Legalmente Loira,
de Robert Luketic

Legally blonde, EUA, 2001


Ela é a preferida de seu colégio, ela tem o namorado perfeito, bonito e rico, ela se chama Elle e veste-se exclusivamente de cor de rosa. Estamos diante de um arquétipo de feminilidade: a garota rica, mimada e completamente fechada em seu mundo. Sim, estamos diante de mais uma patricinha de Beverly Hills, de uma menina "clueless" como o nome do filme, que emoldurou o lema "uma tapada com um cartão de crédito". Em Legalmente Loira, porém, a patricinha atinge um nível de maioridade: vai a Harvard cursar advocacia. Claro, não é tanto pela carreira como por um desejo absolutamente deslocado: fazer seu ex-namorado perceber que na verdade ela pode ser uma menina séria. O percurso de Elle, no entanto, não será de uma ascensão-queda-ascensão, e isso é que na verdade constitui o maior problema do filme. Mesmo abandonada por seu namorado no dia em que acreditaria receber um caríssimo anel de noivado, não há em Legalmente Loira nenhum chamado da realidade. A passagem à universidade é fácil (basta estudar algumas semaninhas), a adequação à sisuda universidade também (depois de algumas mancadas é possível manter-se a par), e sobretudo a resolução de casos sérios de tribunal (todos eles incrivelmente ligados a soluções de estética feminina: maquiagem, bom gosto, permanentes, conhecimento de griffes...). Ao mesmo tempo que Elle vai fugindo da esfera histérica da procura por um marido, seu ex-namorado acaba-se revelando um débil mental e um belo e promissor advogado cai de quatro por ela, tanto por sua beleza quanto por sua inteligência.
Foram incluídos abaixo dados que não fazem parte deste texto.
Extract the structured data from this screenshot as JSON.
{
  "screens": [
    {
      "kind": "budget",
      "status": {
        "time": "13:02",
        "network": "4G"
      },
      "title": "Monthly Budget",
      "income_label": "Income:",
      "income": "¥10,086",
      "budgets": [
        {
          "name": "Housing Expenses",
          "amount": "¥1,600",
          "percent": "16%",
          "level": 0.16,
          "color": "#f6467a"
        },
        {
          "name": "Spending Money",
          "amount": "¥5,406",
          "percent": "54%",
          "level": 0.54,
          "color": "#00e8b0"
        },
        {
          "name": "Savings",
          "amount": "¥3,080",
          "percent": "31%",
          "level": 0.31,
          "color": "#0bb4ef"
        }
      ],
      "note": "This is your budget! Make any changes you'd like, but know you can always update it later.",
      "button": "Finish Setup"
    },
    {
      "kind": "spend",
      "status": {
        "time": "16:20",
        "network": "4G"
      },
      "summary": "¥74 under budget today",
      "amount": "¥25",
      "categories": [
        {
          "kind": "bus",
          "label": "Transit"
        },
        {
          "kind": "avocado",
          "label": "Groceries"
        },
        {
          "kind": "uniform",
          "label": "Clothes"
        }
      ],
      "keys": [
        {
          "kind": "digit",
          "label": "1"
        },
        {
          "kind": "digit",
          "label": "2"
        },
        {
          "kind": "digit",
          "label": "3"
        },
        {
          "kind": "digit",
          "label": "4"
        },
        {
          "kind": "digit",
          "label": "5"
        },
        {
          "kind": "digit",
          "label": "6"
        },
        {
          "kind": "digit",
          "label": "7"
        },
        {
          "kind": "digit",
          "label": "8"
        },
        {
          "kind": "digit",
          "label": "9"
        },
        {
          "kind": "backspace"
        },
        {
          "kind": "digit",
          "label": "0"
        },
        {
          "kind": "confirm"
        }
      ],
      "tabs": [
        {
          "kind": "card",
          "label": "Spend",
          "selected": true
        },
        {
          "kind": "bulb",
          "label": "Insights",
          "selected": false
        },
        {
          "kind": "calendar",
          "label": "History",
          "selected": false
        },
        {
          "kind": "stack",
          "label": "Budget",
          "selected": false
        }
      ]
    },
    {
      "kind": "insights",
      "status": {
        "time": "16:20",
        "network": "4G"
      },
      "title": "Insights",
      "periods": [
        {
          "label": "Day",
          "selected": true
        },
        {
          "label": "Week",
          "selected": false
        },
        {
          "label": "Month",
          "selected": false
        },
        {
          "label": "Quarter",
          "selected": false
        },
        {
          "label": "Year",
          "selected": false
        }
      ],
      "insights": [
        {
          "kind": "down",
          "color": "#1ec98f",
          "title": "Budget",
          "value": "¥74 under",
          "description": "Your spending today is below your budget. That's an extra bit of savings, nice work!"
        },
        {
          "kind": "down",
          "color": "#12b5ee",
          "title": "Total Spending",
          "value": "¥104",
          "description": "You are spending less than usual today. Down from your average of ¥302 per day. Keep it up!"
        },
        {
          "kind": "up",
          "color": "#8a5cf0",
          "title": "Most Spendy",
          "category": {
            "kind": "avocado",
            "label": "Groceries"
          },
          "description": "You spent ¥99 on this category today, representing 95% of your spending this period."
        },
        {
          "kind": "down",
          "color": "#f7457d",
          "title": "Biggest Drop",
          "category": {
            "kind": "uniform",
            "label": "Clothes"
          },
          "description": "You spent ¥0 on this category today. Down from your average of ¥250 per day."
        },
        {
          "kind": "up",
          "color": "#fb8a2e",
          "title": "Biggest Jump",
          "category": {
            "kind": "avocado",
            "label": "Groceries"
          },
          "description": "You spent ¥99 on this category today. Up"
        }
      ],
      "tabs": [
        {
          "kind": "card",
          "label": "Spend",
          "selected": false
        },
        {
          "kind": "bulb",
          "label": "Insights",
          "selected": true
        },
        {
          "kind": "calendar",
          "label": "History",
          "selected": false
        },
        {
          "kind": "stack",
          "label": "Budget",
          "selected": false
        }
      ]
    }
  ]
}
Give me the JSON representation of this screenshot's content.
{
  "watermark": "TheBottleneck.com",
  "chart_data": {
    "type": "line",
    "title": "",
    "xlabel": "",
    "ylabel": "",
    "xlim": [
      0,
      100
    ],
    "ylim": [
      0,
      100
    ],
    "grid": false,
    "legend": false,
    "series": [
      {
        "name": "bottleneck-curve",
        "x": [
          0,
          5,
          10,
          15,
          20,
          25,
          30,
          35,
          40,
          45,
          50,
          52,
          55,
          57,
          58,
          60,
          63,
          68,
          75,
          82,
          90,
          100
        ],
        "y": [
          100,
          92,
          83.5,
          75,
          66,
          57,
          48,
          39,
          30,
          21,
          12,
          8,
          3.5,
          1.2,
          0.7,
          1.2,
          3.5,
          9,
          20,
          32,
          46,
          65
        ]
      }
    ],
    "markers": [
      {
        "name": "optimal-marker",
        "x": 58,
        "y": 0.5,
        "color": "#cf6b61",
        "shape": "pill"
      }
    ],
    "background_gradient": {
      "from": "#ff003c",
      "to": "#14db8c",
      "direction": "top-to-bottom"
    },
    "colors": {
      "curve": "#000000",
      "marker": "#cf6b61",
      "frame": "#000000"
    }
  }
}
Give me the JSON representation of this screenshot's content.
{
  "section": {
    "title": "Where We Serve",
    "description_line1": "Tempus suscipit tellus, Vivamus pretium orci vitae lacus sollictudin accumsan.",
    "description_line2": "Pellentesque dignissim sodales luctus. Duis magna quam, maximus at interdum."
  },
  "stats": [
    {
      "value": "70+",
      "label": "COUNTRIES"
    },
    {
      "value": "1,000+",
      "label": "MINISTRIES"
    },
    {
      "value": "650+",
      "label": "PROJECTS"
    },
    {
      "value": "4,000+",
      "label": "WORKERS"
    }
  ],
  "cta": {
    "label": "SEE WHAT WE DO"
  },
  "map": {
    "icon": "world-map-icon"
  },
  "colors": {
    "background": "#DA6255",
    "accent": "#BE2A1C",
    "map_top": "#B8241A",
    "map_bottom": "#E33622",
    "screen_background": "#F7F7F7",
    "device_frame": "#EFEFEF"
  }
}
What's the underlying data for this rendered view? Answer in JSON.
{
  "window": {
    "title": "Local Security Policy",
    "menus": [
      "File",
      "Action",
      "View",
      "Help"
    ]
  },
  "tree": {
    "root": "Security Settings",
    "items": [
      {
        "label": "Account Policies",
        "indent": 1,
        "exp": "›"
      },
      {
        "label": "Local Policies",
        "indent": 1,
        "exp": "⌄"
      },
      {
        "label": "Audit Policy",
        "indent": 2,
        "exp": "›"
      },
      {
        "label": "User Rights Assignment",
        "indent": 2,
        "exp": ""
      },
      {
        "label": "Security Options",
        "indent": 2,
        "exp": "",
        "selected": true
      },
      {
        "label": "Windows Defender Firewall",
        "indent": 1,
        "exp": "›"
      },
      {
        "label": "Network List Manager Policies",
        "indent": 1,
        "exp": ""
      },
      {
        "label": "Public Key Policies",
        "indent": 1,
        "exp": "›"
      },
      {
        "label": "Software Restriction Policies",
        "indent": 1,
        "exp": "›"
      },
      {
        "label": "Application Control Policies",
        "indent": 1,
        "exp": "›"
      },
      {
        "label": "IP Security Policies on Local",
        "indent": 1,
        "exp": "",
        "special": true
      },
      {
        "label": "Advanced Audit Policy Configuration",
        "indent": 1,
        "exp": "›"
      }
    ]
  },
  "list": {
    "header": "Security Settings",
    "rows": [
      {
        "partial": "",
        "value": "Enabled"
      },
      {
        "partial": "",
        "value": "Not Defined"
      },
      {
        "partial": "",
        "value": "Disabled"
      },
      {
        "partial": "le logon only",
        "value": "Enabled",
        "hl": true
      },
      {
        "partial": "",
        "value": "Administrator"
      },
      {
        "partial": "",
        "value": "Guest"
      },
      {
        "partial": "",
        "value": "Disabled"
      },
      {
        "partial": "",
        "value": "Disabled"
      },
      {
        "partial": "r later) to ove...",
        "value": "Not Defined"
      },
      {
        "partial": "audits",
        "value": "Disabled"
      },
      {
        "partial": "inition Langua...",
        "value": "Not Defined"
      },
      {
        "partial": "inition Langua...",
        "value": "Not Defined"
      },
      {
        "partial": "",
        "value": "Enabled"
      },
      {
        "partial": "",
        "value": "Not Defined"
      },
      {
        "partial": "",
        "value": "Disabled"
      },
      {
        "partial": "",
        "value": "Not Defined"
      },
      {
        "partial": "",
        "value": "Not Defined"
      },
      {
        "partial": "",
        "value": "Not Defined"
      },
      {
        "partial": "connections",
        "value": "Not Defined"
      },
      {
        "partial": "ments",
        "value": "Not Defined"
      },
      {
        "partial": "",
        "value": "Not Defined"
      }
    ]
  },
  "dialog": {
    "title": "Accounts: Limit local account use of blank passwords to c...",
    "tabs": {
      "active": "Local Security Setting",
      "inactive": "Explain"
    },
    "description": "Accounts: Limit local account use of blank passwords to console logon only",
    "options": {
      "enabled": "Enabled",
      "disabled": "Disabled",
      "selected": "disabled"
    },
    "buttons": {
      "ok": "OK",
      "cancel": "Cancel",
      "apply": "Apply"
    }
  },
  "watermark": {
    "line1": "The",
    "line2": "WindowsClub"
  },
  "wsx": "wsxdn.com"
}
Há duas lutas em Legalmente Loira, e o filme só ganha uma, a do elogio da frivolidade: Elle não precisa em nenhum momento abandonar suas futilidades de ultra-patricinha para conseguir o que quer. Ao contrário, são justamente elas que dão à moça o diferencial. O sucesso de Elle é a destituição teórica da primeira frase escrita no quadro-negro no primeiro dia da faculdade, "O direito é a razão livre das paixões" (Aristóteles). Assim como todas aquelas pessoas estão vestidas de sérias, a razão é apenas uma melhor vestimenta para fingir afugentar as paixões. Ponto para o filme. Só que a segunda luta, a da menina diante da auto-afirmação, peca por sua inadequação: ao contrário de Amy Heckerling, sensível captadora do presente, Robert Luketic não consegue sair do viés "essa garota está com tudo", e enfim não consegue criar nenhuma situação que de fato sirva como obstáculo aos sonhos da menina. A pobre Elle termina o filme como começou: clueless, sem qualquer pista. Mas ela não precisa: ela acabou vencendo tudo mesmo assim. A ironia fina está ausente, dando lugar simplesmente a uma adesão que mais parece propaganda de um modo de vida. Mas isso não se impede que se tire do filme um certo charme, o de Reese Witherspoon, certamente, mas também o das mulheres em busca de uma procura do feminino mesmo em ambientes dominados pela lógica masculina. Sem maiores pretensões, Legalmente Loira agrada e incomoda só um pouco.